Details
- Date: October 27, 1854 5 am
- Location: Baptiste Creek, Canada West
- Country: Canada
- Operator: Great Western Railway
- Incident type: Rear-end collision

Statistics
- Trains: 2
- Deaths: 52
- Injured: 48

= Jeannette's Creek train wreck =

1854 train wreck in Canada

The Jeannette's Creek train wreck, also known as the Baptiste Creek train wreck, was a fatal railroad accident on October 27, 1854, at Baptiste Creek near present-day Jeannettes Creek in Chatham-Kent, Ontario. It was Canada's first major train wreck, leaving 52 people dead and indeed the worst rail disaster in North America at that time.

The train involved left Niagara Falls the previous afternoon; it comprised eight cars altogether: four first-class, two second-class and two baggage cars. As was commonplace during that early time of rail travel, it was subject to several delays; these were caused by dense fog, a derailed gravel train, a burst cylinder head and a slow freight train ahead of it. By the time it left London at 1 a.m. bound for Windsor it was at least four hours late.

At Baptiste Creek, a gravel train consisting of fifteen cars loaded with wet gravel was on a siding employed in repairing the trackbed. Its engineer had been told by the night watchman at Baptiste Creek station that it was safe to venture onto the mainline as the passenger train had already passed; at 5 a.m. as the train backed along the main railway line at between 10 and 12 mph the passenger train emerged from the fog at 20 mph.

The collision was described as "absolutely dreadful", the second-class cars were described as being "smashed into bits and pieces" with "nearly every person of them killed or dreadfully injured". The people in the front of one of the first-class cars suffered a similar fate.

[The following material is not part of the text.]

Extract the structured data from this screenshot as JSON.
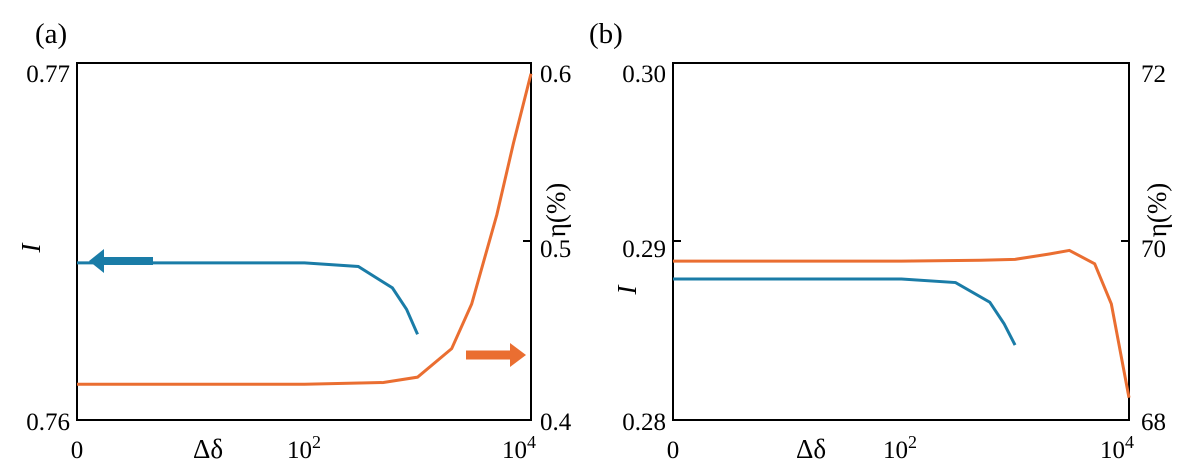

Witnesses described several of the bodies, which included eleven women and ten children, as being "crushed out of all human shape". Six hours later, many of the bodies still had to be recovered. The second-class cars carried many German emigrants on their way to the United States. The 48 (some sources 60) injured were taken to Chatham where their moans and cries could be "heard throughout the town", with blood literally dripping from the cars.

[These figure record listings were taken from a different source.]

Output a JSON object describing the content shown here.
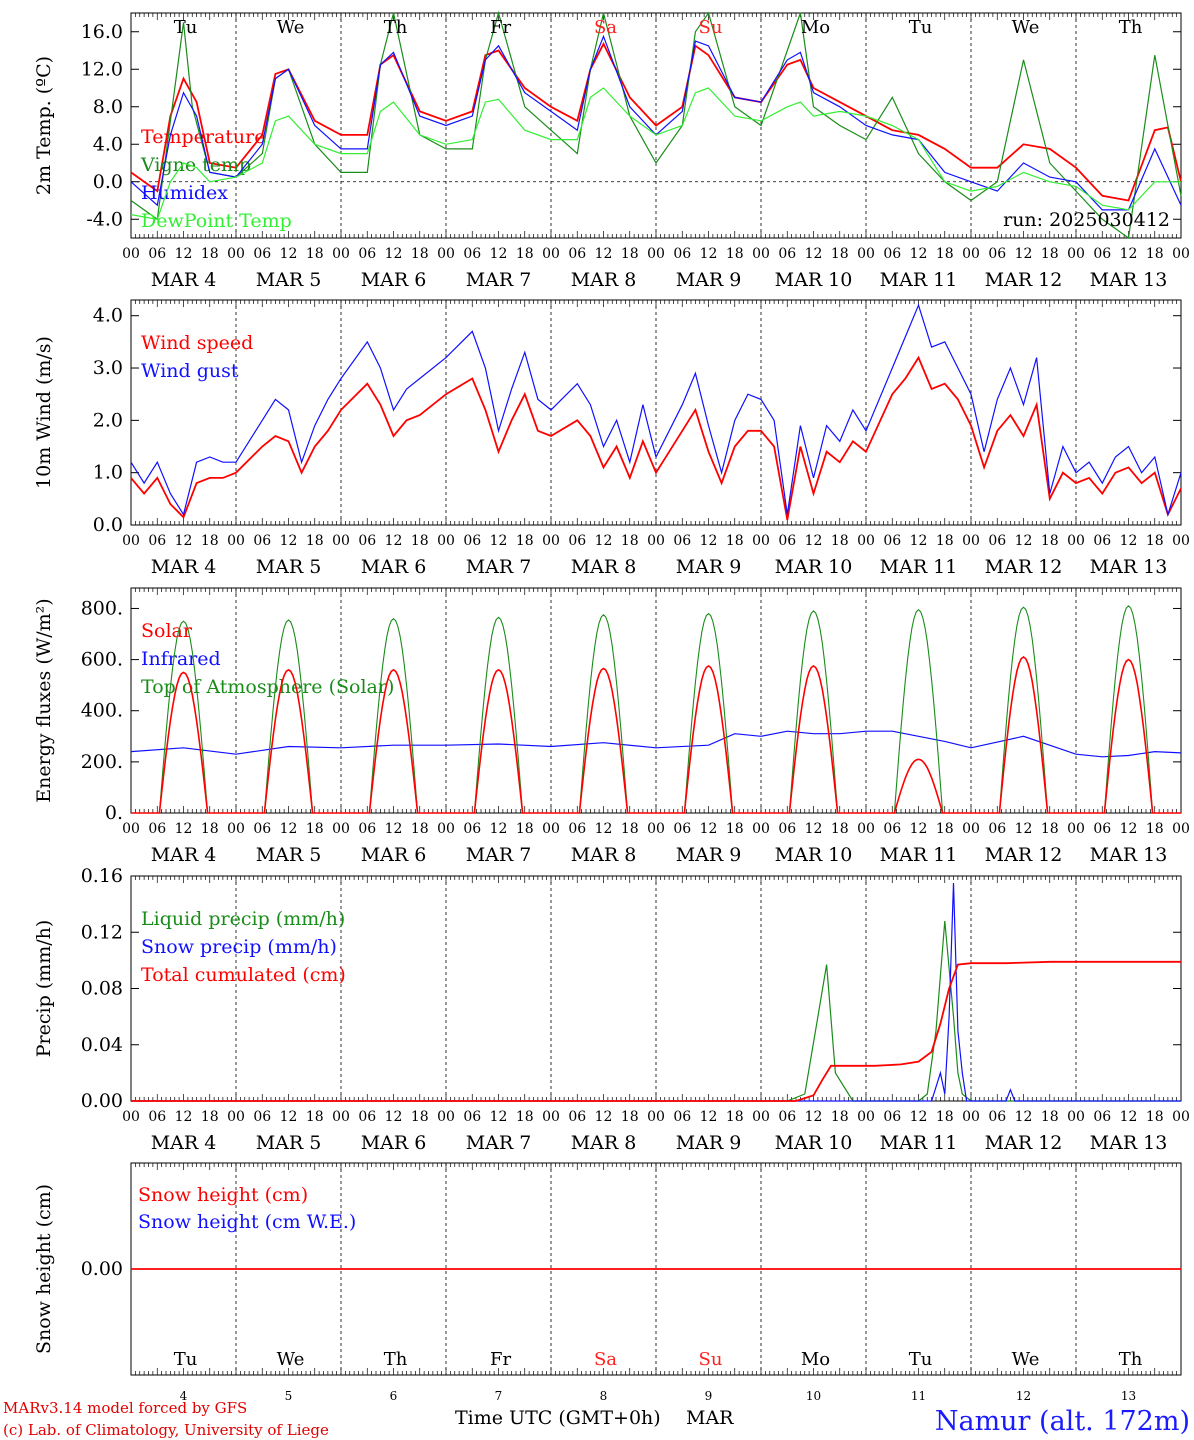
{
  "colors": {
    "red": "#ff0000",
    "green": "#1a8c1a",
    "blue": "#1010ff",
    "lightgreen": "#33ee33",
    "weekend": "#ff2020",
    "station": "#1a1aff"
  },
  "days": [
    {
      "name": "Tu",
      "date": "MAR  4",
      "num": "4",
      "weekend": false
    },
    {
      "name": "We",
      "date": "MAR  5",
      "num": "5",
      "weekend": false
    },
    {
      "name": "Th",
      "date": "MAR  6",
      "num": "6",
      "weekend": false
    },
    {
      "name": "Fr",
      "date": "MAR  7",
      "num": "7",
      "weekend": false
    },
    {
      "name": "Sa",
      "date": "MAR  8",
      "num": "8",
      "weekend": true
    },
    {
      "name": "Su",
      "date": "MAR  9",
      "num": "9",
      "weekend": true
    },
    {
      "name": "Mo",
      "date": "MAR 10",
      "num": "10",
      "weekend": false
    },
    {
      "name": "Tu",
      "date": "MAR 11",
      "num": "11",
      "weekend": false
    },
    {
      "name": "We",
      "date": "MAR 12",
      "num": "12",
      "weekend": false
    },
    {
      "name": "Th",
      "date": "MAR 13",
      "num": "13",
      "weekend": false
    }
  ],
  "hour_ticks": [
    "00",
    "06",
    "12",
    "18"
  ],
  "footer": {
    "model": "MARv3.14 model forced by GFS",
    "credit": "(c) Lab. of Climatology, University of Liege",
    "xtitle": "Time UTC (GMT+0h)",
    "month": "MAR",
    "station": "Namur (alt. 172m)"
  },
  "chart_data": [
    {
      "type": "line",
      "ylabel": "2m Temp. (ºC)",
      "ylim": [
        -6.0,
        18.0
      ],
      "yticks": [
        "-4.0",
        "0.0",
        "4.0",
        "8.0",
        "12.0",
        "16.0"
      ],
      "ytick_values": [
        -4,
        0,
        4,
        8,
        12,
        16
      ],
      "zero_line": true,
      "annotation": "run: 2025030412",
      "x_unit": "hours since MAR 4 00 UTC",
      "series": [
        {
          "name": "Temperature",
          "color": "red",
          "x": [
            0,
            6,
            9,
            12,
            15,
            18,
            24,
            30,
            33,
            36,
            42,
            48,
            54,
            57,
            60,
            66,
            72,
            78,
            81,
            84,
            90,
            96,
            102,
            105,
            108,
            114,
            120,
            126,
            129,
            132,
            138,
            144,
            150,
            153,
            156,
            162,
            168,
            174,
            180,
            186,
            192,
            198,
            204,
            210,
            216,
            222,
            228,
            234,
            237,
            240
          ],
          "y": [
            1.0,
            -1.0,
            7.0,
            11.0,
            8.5,
            2.0,
            1.5,
            5.0,
            11.5,
            12.0,
            6.5,
            5.0,
            5.0,
            12.5,
            13.5,
            7.5,
            6.5,
            7.5,
            13.5,
            14.0,
            10.0,
            8.0,
            6.5,
            12.0,
            14.7,
            9.0,
            6.0,
            8.0,
            14.5,
            13.5,
            9.0,
            8.5,
            12.5,
            13.0,
            10.0,
            8.5,
            7.0,
            5.5,
            5.0,
            3.5,
            1.5,
            1.5,
            4.0,
            3.5,
            1.5,
            -1.5,
            -2.0,
            5.5,
            5.8,
            0.0
          ]
        },
        {
          "name": "Vigne temp",
          "color": "green",
          "x": [
            0,
            6,
            10,
            12,
            14,
            18,
            24,
            30,
            33,
            36,
            42,
            48,
            54,
            57,
            60,
            66,
            72,
            78,
            81,
            84,
            90,
            96,
            102,
            105,
            108,
            114,
            120,
            126,
            129,
            132,
            138,
            144,
            150,
            153,
            156,
            162,
            168,
            174,
            180,
            186,
            192,
            198,
            204,
            210,
            216,
            222,
            228,
            234,
            240
          ],
          "y": [
            -2.0,
            -4.0,
            10.0,
            17.0,
            8.0,
            1.0,
            0.5,
            3.0,
            11.0,
            12.0,
            4.0,
            1.0,
            1.0,
            12.5,
            18.0,
            5.0,
            3.5,
            3.5,
            13.0,
            18.0,
            8.0,
            5.5,
            3.0,
            12.0,
            18.0,
            7.0,
            2.0,
            6.0,
            16.0,
            18.0,
            8.0,
            6.0,
            14.0,
            18.0,
            8.0,
            6.0,
            4.5,
            9.0,
            3.0,
            0.0,
            -2.0,
            0.0,
            13.0,
            2.0,
            -1.0,
            -4.0,
            -6.0,
            13.5,
            -1.5
          ]
        },
        {
          "name": "Humidex",
          "color": "blue",
          "x": [
            0,
            6,
            9,
            12,
            15,
            18,
            24,
            30,
            33,
            36,
            42,
            48,
            54,
            57,
            60,
            66,
            72,
            78,
            81,
            84,
            90,
            96,
            102,
            105,
            108,
            114,
            120,
            126,
            129,
            132,
            138,
            144,
            150,
            153,
            156,
            162,
            168,
            174,
            180,
            186,
            192,
            198,
            204,
            210,
            216,
            222,
            228,
            234,
            240
          ],
          "y": [
            0.0,
            -2.5,
            5.0,
            9.5,
            7.0,
            1.0,
            0.5,
            4.0,
            11.0,
            12.0,
            6.0,
            3.5,
            3.5,
            12.5,
            13.8,
            7.0,
            6.0,
            7.0,
            13.0,
            14.5,
            9.5,
            7.5,
            5.5,
            12.0,
            15.5,
            8.0,
            5.0,
            7.5,
            15.0,
            14.5,
            9.0,
            8.5,
            13.0,
            13.8,
            9.5,
            8.0,
            6.0,
            5.0,
            4.5,
            1.0,
            0.0,
            -1.0,
            2.0,
            0.5,
            0.0,
            -3.0,
            -3.0,
            3.5,
            -2.5
          ]
        },
        {
          "name": "DewPoint Temp",
          "color": "lightgreen",
          "x": [
            0,
            6,
            9,
            12,
            15,
            18,
            24,
            30,
            33,
            36,
            42,
            48,
            54,
            57,
            60,
            66,
            72,
            78,
            81,
            84,
            90,
            96,
            102,
            105,
            108,
            114,
            120,
            126,
            129,
            132,
            138,
            144,
            150,
            153,
            156,
            162,
            168,
            174,
            180,
            186,
            192,
            198,
            204,
            210,
            216,
            222,
            228,
            234,
            240
          ],
          "y": [
            -3.5,
            -4.0,
            0.0,
            2.0,
            1.5,
            0.0,
            0.5,
            2.0,
            6.5,
            7.0,
            4.0,
            3.0,
            3.0,
            7.5,
            8.5,
            5.0,
            4.0,
            4.5,
            8.5,
            8.8,
            5.5,
            4.5,
            4.5,
            9.0,
            10.0,
            7.0,
            5.0,
            6.0,
            9.5,
            10.0,
            7.0,
            6.5,
            8.0,
            8.5,
            7.0,
            7.5,
            7.0,
            6.0,
            4.5,
            0.0,
            -1.0,
            -0.5,
            1.0,
            0.0,
            -0.5,
            -2.5,
            -3.0,
            0.0,
            0.0
          ]
        }
      ]
    },
    {
      "type": "line",
      "ylabel": "10m Wind (m/s)",
      "ylim": [
        0.0,
        4.3
      ],
      "yticks": [
        "0.0",
        "1.0",
        "2.0",
        "3.0",
        "4.0"
      ],
      "ytick_values": [
        0,
        1,
        2,
        3,
        4
      ],
      "series": [
        {
          "name": "Wind speed",
          "color": "red",
          "x": [
            0,
            3,
            6,
            9,
            12,
            15,
            18,
            21,
            24,
            30,
            33,
            36,
            39,
            42,
            45,
            48,
            54,
            57,
            60,
            63,
            66,
            72,
            78,
            81,
            84,
            87,
            90,
            93,
            96,
            102,
            105,
            108,
            111,
            114,
            117,
            120,
            126,
            129,
            132,
            135,
            138,
            141,
            144,
            147,
            150,
            153,
            156,
            159,
            162,
            165,
            168,
            174,
            177,
            180,
            183,
            186,
            189,
            192,
            195,
            198,
            201,
            204,
            207,
            210,
            213,
            216,
            219,
            222,
            225,
            228,
            231,
            234,
            237,
            240
          ],
          "y": [
            0.9,
            0.6,
            0.9,
            0.4,
            0.15,
            0.8,
            0.9,
            0.9,
            1.0,
            1.5,
            1.7,
            1.6,
            1.0,
            1.5,
            1.8,
            2.2,
            2.7,
            2.3,
            1.7,
            2.0,
            2.1,
            2.5,
            2.8,
            2.2,
            1.4,
            2.0,
            2.5,
            1.8,
            1.7,
            2.0,
            1.7,
            1.1,
            1.5,
            0.9,
            1.6,
            1.0,
            1.8,
            2.2,
            1.4,
            0.8,
            1.5,
            1.8,
            1.8,
            1.5,
            0.1,
            1.5,
            0.6,
            1.4,
            1.2,
            1.6,
            1.4,
            2.5,
            2.8,
            3.2,
            2.6,
            2.7,
            2.4,
            1.9,
            1.1,
            1.8,
            2.1,
            1.7,
            2.3,
            0.5,
            1.0,
            0.8,
            0.9,
            0.6,
            1.0,
            1.1,
            0.8,
            1.0,
            0.2,
            0.7
          ]
        },
        {
          "name": "Wind gust",
          "color": "blue",
          "x": [
            0,
            3,
            6,
            9,
            12,
            15,
            18,
            21,
            24,
            30,
            33,
            36,
            39,
            42,
            45,
            48,
            54,
            57,
            60,
            63,
            66,
            72,
            78,
            81,
            84,
            87,
            90,
            93,
            96,
            102,
            105,
            108,
            111,
            114,
            117,
            120,
            126,
            129,
            132,
            135,
            138,
            141,
            144,
            147,
            150,
            153,
            156,
            159,
            162,
            165,
            168,
            174,
            177,
            180,
            183,
            186,
            189,
            192,
            195,
            198,
            201,
            204,
            207,
            210,
            213,
            216,
            219,
            222,
            225,
            228,
            231,
            234,
            237,
            240
          ],
          "y": [
            1.2,
            0.8,
            1.2,
            0.6,
            0.2,
            1.2,
            1.3,
            1.2,
            1.2,
            2.0,
            2.4,
            2.2,
            1.2,
            1.9,
            2.4,
            2.8,
            3.5,
            3.0,
            2.2,
            2.6,
            2.8,
            3.2,
            3.7,
            3.0,
            1.8,
            2.6,
            3.3,
            2.4,
            2.2,
            2.7,
            2.3,
            1.5,
            2.0,
            1.2,
            2.3,
            1.3,
            2.3,
            2.9,
            1.9,
            1.0,
            2.0,
            2.5,
            2.4,
            2.0,
            0.2,
            1.9,
            0.9,
            1.9,
            1.6,
            2.2,
            1.8,
            3.0,
            3.6,
            4.2,
            3.4,
            3.5,
            3.0,
            2.5,
            1.4,
            2.4,
            3.0,
            2.3,
            3.2,
            0.6,
            1.5,
            1.0,
            1.2,
            0.8,
            1.3,
            1.5,
            1.0,
            1.3,
            0.2,
            1.0
          ]
        }
      ]
    },
    {
      "type": "line",
      "ylabel": "Energy fluxes (W/m²)",
      "ylim": [
        0,
        880
      ],
      "yticks": [
        "0.",
        "200.",
        "400.",
        "600.",
        "800."
      ],
      "ytick_values": [
        0,
        200,
        400,
        600,
        800
      ],
      "solar_peaks": [
        550,
        560,
        560,
        560,
        565,
        575,
        575,
        210,
        610,
        600
      ],
      "toa_peaks": [
        750,
        755,
        760,
        765,
        775,
        780,
        790,
        795,
        805,
        810
      ],
      "series": [
        {
          "name": "Solar",
          "color": "red"
        },
        {
          "name": "Infrared",
          "color": "blue",
          "x": [
            0,
            12,
            24,
            36,
            48,
            60,
            72,
            84,
            96,
            108,
            120,
            132,
            138,
            144,
            150,
            156,
            162,
            168,
            174,
            180,
            186,
            192,
            204,
            216,
            222,
            228,
            234,
            240
          ],
          "y": [
            240,
            255,
            230,
            260,
            255,
            265,
            265,
            270,
            260,
            275,
            255,
            265,
            310,
            300,
            320,
            310,
            310,
            320,
            320,
            300,
            280,
            255,
            300,
            230,
            220,
            225,
            240,
            235
          ]
        },
        {
          "name": "Top of Atmosphere (Solar)",
          "color": "green"
        }
      ]
    },
    {
      "type": "line",
      "ylabel": "Precip (mm/h)",
      "ylim": [
        0.0,
        0.16
      ],
      "yticks": [
        "0.00",
        "0.04",
        "0.08",
        "0.12",
        "0.16"
      ],
      "ytick_values": [
        0,
        0.04,
        0.08,
        0.12,
        0.16
      ],
      "series": [
        {
          "name": "Liquid precip (mm/h)",
          "color": "green",
          "x": [
            0,
            150,
            154,
            157,
            159,
            161,
            165,
            180,
            182,
            184,
            186,
            188,
            189,
            190,
            192,
            194,
            240
          ],
          "y": [
            0,
            0,
            0.005,
            0.06,
            0.097,
            0.02,
            0,
            0,
            0.005,
            0.05,
            0.128,
            0.06,
            0.02,
            0.005,
            0.0,
            0.0,
            0.0
          ]
        },
        {
          "name": "Snow precip (mm/h)",
          "color": "blue",
          "x": [
            0,
            183,
            185,
            186,
            187,
            188,
            189,
            190,
            191,
            192,
            194,
            200,
            201,
            202,
            240
          ],
          "y": [
            0,
            0,
            0.02,
            0.005,
            0.06,
            0.155,
            0.05,
            0.02,
            0.0,
            0.0,
            0.0,
            0.0,
            0.008,
            0.0,
            0.0
          ]
        },
        {
          "name": "Total cumulated (cm)",
          "color": "red",
          "x": [
            0,
            152,
            156,
            158,
            160,
            164,
            170,
            176,
            180,
            183,
            185,
            187,
            189,
            192,
            200,
            210,
            220,
            240
          ],
          "y": [
            0,
            0,
            0.004,
            0.015,
            0.025,
            0.025,
            0.025,
            0.026,
            0.028,
            0.035,
            0.055,
            0.08,
            0.097,
            0.098,
            0.098,
            0.099,
            0.099,
            0.099
          ]
        }
      ]
    },
    {
      "type": "line",
      "ylabel": "Snow height (cm)",
      "ylim": [
        -0.01,
        0.01
      ],
      "yticks": [
        "0.00"
      ],
      "ytick_values": [
        0
      ],
      "series": [
        {
          "name": "Snow height (cm)",
          "color": "red",
          "x": [
            0,
            240
          ],
          "y": [
            0,
            0
          ]
        },
        {
          "name": "Snow height (cm W.E.)",
          "color": "blue"
        }
      ]
    }
  ]
}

A grand jury found that Twitchell, conductor of the gravel train, and Kettlewell, engineer of the train, were criminally responsible for the death of 52 persons, and they were charged with manslaughter. According to the jury, the gravel train had entered onto the track in contravention of the rules of the Great Western, and in any case, should not have proceeded onto the track in the dense fog.